The dataset I am using is CIFAR-10 , so, without proper padding before the convolution, the height and width of the image goes to zero very fast (after 3-4 layers).
How can I get around that?
EDIT: If I print out the first example in a batch, of shape [20, 16, 16]

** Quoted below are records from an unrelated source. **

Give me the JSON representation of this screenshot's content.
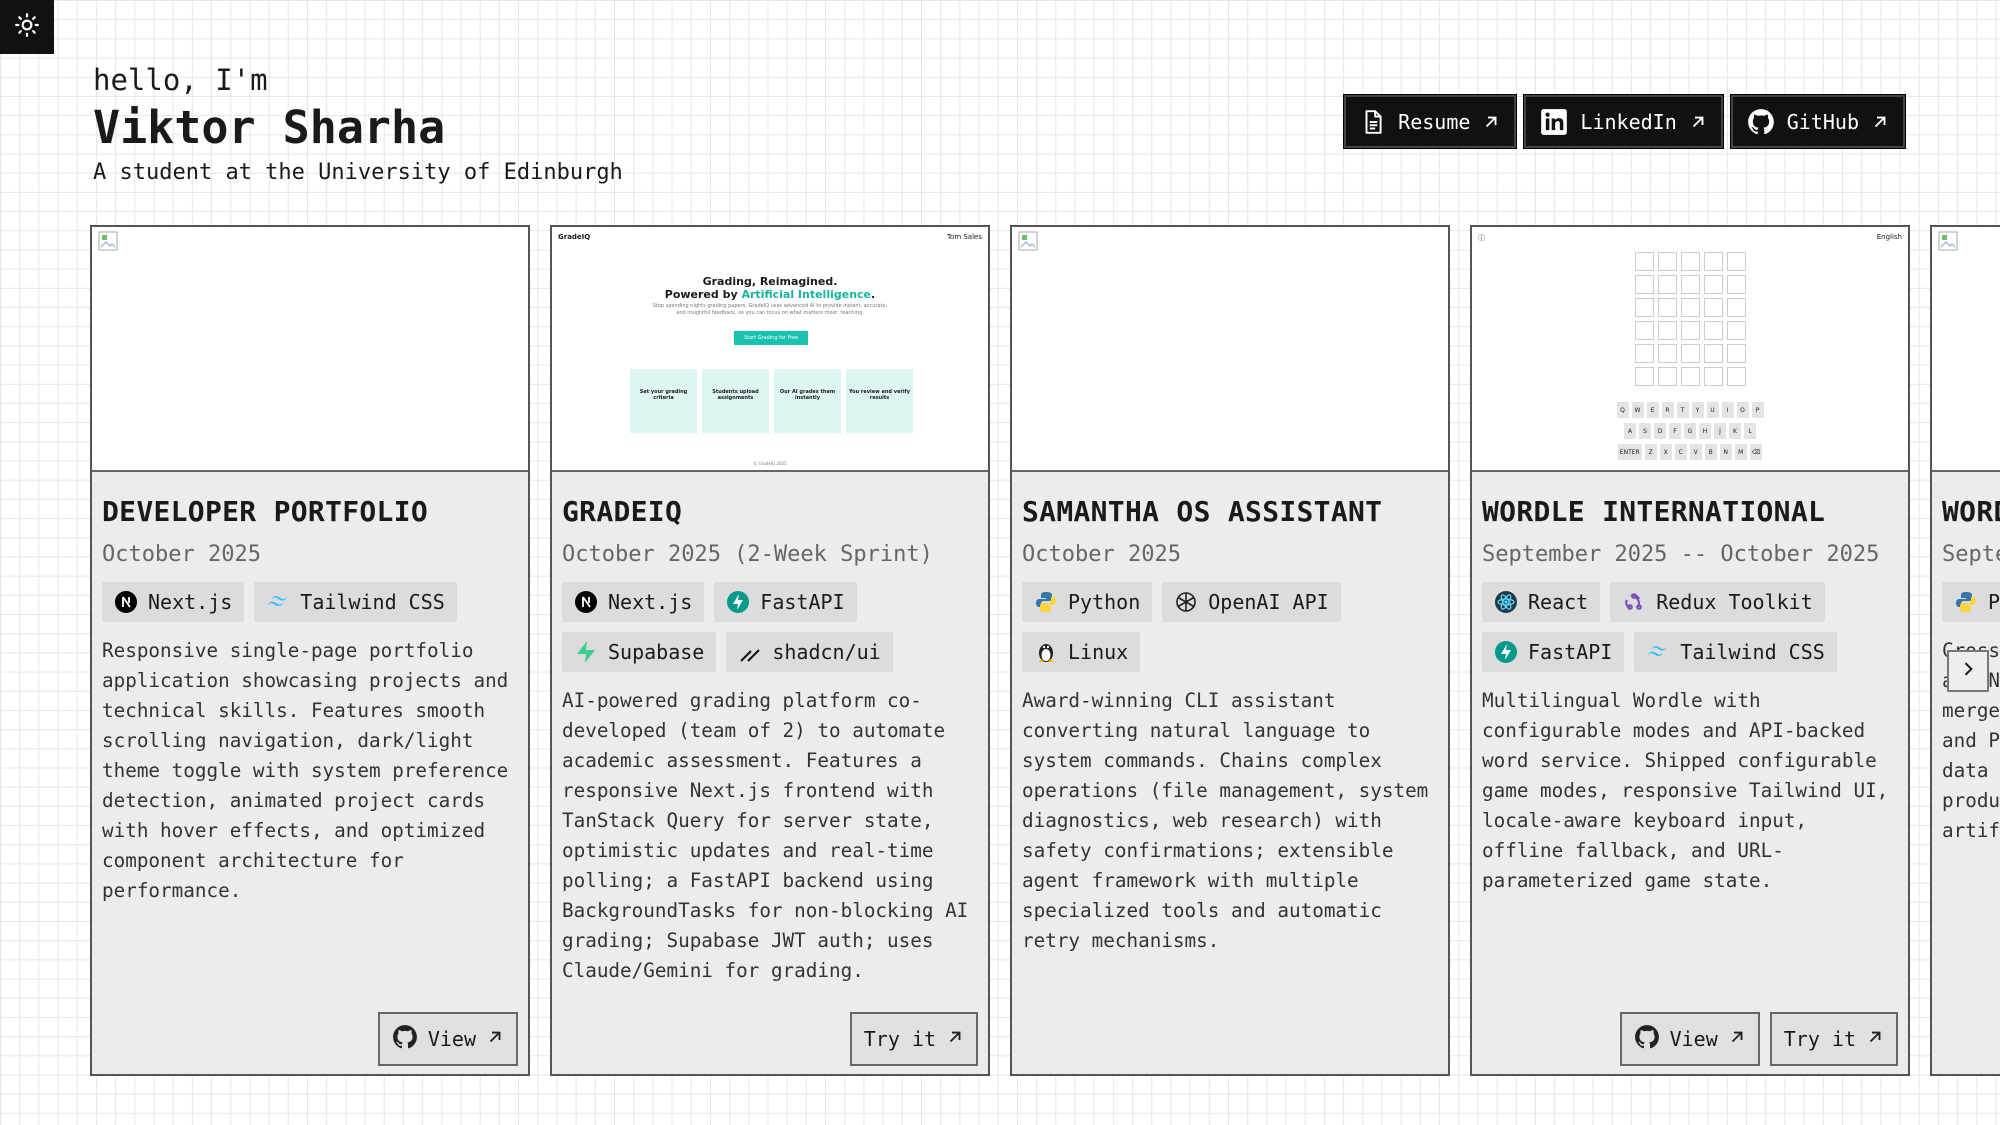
{
  "header": {
    "greeting": "hello, I'm",
    "name": "Viktor Sharha",
    "tagline": "A student at the University of Edinburgh"
  },
  "links": [
    {
      "label": "Resume",
      "icon": "file-icon"
    },
    {
      "label": "LinkedIn",
      "icon": "linkedin-icon"
    },
    {
      "label": "GitHub",
      "icon": "github-icon"
    }
  ],
  "projects": [
    {
      "title": "DEVELOPER PORTFOLIO",
      "date": "October 2025",
      "tags": [
        "Next.js",
        "Tailwind CSS"
      ],
      "description": "Responsive single-page portfolio application showcasing projects and technical skills. Features smooth scrolling navigation, dark/light theme toggle with system preference detection, animated project cards with hover effects, and optimized component architecture for performance.",
      "actions": [
        "View"
      ]
    },
    {
      "title": "GRADEIQ",
      "date": "October 2025 (2-Week Sprint)",
      "tags": [
        "Next.js",
        "FastAPI",
        "Supabase",
        "shadcn/ui"
      ],
      "description": "AI-powered grading platform co-developed (team of 2) to automate academic assessment. Features a responsive Next.js frontend with TanStack Query for server state, optimistic updates and real-time polling; a FastAPI backend using BackgroundTasks for non-blocking AI grading; Supabase JWT auth; uses Claude/Gemini for grading.",
      "actions": [
        "Try it"
      ],
      "thumb": {
        "brand": "GradeIQ",
        "user": "Tom Sales",
        "title_line1": "Grading, Reimagined.",
        "title_line2_prefix": "Powered by ",
        "title_line2_accent": "Artificial Intelligence",
        "title_line2_suffix": ".",
        "subtitle": "Stop spending nights grading papers. GradeIQ uses advanced AI to provide instant, accurate, and insightful feedback, so you can focus on what matters most: teaching.",
        "cta": "Start Grading for Free",
        "steps": [
          "Set your grading criteria",
          "Students upload assignments",
          "Our AI grades them instantly",
          "You review and verify results"
        ],
        "footer": "© GradeIQ 2025"
      }
    },
    {
      "title": "SAMANTHA OS ASSISTANT",
      "date": "October 2025",
      "tags": [
        "Python",
        "OpenAI API",
        "Linux"
      ],
      "description": "Award-winning CLI assistant converting natural language to system commands. Chains complex operations (file management, system diagnostics, web research) with safety confirmations; extensible agent framework with multiple specialized tools and automatic retry mechanisms.",
      "actions": []
    },
    {
      "title": "WORDLE INTERNATIONAL",
      "date": "September 2025 -- October 2025",
      "tags": [
        "React",
        "Redux Toolkit",
        "FastAPI",
        "Tailwind CSS"
      ],
      "description": "Multilingual Wordle with configurable modes and API-backed word service. Shipped configurable game modes, responsive Tailwind UI, locale-aware keyboard input, offline fallback, and URL-parameterized game state.",
      "actions": [
        "View",
        "Try it"
      ],
      "thumb": {
        "language": "English",
        "keyboard": [
          [
            "Q",
            "W",
            "E",
            "R",
            "T",
            "Y",
            "U",
            "I",
            "O",
            "P"
          ],
          [
            "A",
            "S",
            "D",
            "F",
            "G",
            "H",
            "J",
            "K",
            "L"
          ],
          [
            "ENTER",
            "Z",
            "X",
            "C",
            "V",
            "B",
            "N",
            "M",
            "⌫"
          ]
        ]
      }
    },
    {
      "title": "WORD",
      "date": "Septe",
      "tags": [
        "Py"
      ],
      "description_lines": [
        "Cross",
        "and NL",
        "merge",
        "and PD",
        "data w",
        "produc",
        "artif"
      ]
    }
  ],
  "colors": {
    "accent": "#15b5a5",
    "dark": "#111111",
    "card_bg": "#ececec",
    "tag_bg": "#dcdcdc"
  }
}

, where 20 is the number of channels from the previous convolution, it looks like this:
(1 ,.,.) =
1.00000e-02 *
0.0000 0.0000 0.0000 ... 0.0000 0.0000 0.0000
0.0000 0.0000 0.0000 ... 0.0000 0.0000 0.0000
0.0000 0.0000 0.0000 ... 0.0000 0.0000 0.0000
... ⋱ ...
0.0000 0.0000 0.0000 ... 0.0000 0.0000 0.0000
0.0000 0.0000 0.0000 ... 0.0000 0.0000 0.0000
0.0000 0.0000 0.0000 ... 0.0000 0.0000 0.0000
(2 ,.,.) =
1.00000e-02 *
0.0000 0.0000 0.0000 ... 0.0000 0.0000 0.0000
0.0000 0.0000 0.0000 ... 0.0000 0.0000 0.0000
0.0000 0.0000 0.0000 ... 0.0000 0.0000 0.0000
... ⋱ ...
0.0000 0.0000 0.0000 ... 0.0000 0.0000 0.0000
0.0000 0.0000 0.0000 ... 0.0000 0.0000 0.0000
0.0000 0.0000 0.0000 ... 0.0000 0.0000 0.0000
...
(17,.,.) =
1.00000e-02 *
0.0000 0.0000 0.0000 ... 0.0000 0.0000 0.0000
0.0000 0.0000 0.0000 ... 0.0000 0.0000 0.0000
0.0000 0.0000 0.0000 ... 0.0000 0.0000 0.0000
... ⋱ ...
0.0000 0.0000 0.0000 ... 0.0000 0.0000 0.0000
0.0000 0.0000 0.0000 ... 0.0000 0.0000 0.0000
0.0000 0.0000 0.0000 ... 0.0000 0.0000 0.0000
(18,.,.) =
1.00000e-02 *
0.0000 0.0000 0.0000 ... 0.0000 0.0000 0.0000
0.0000 0.0000 0.0000 ... 0.0000 0.0000 0.0000
0.0000 0.0000 0.0000 ... 0.0000 0.0000 0.0000
... ⋱ ...
0.0000 0.0000 0.0000 ... 0.0000 0.0000 0.0000
0.0000 0.0000 0.0000 ... 0.0000 0.0000 0.0000
0.0000 0.0000 0.0000 ... 0.0000 0.0000 0.0000
(19,.,.) =
1.00000e-02 *
6.4769 7.6986 7.5997 ... 7.5947 7.5006 6.4277
6.7377 6.7590 6.2768 ... 6.3319 6.1432 5.2836
6.6169 6.4841 6.1549 ... 6.1608 6.0279 5.2591
... ⋱ ...
6.5688 6.4459 6.0924 ... 6.1113 6.0179 5.2809
6.4056 5.7569 5.3210 ... 5.3467 5.2885 4.7401
5.2931 5.1357 4.9795 ... 4.9808 4.8801 4.4145
[torch.cuda.FloatTensor of size 20x16x16 (GPU 0)]
Basically everything is zero, except for one channel. Any idea why this is?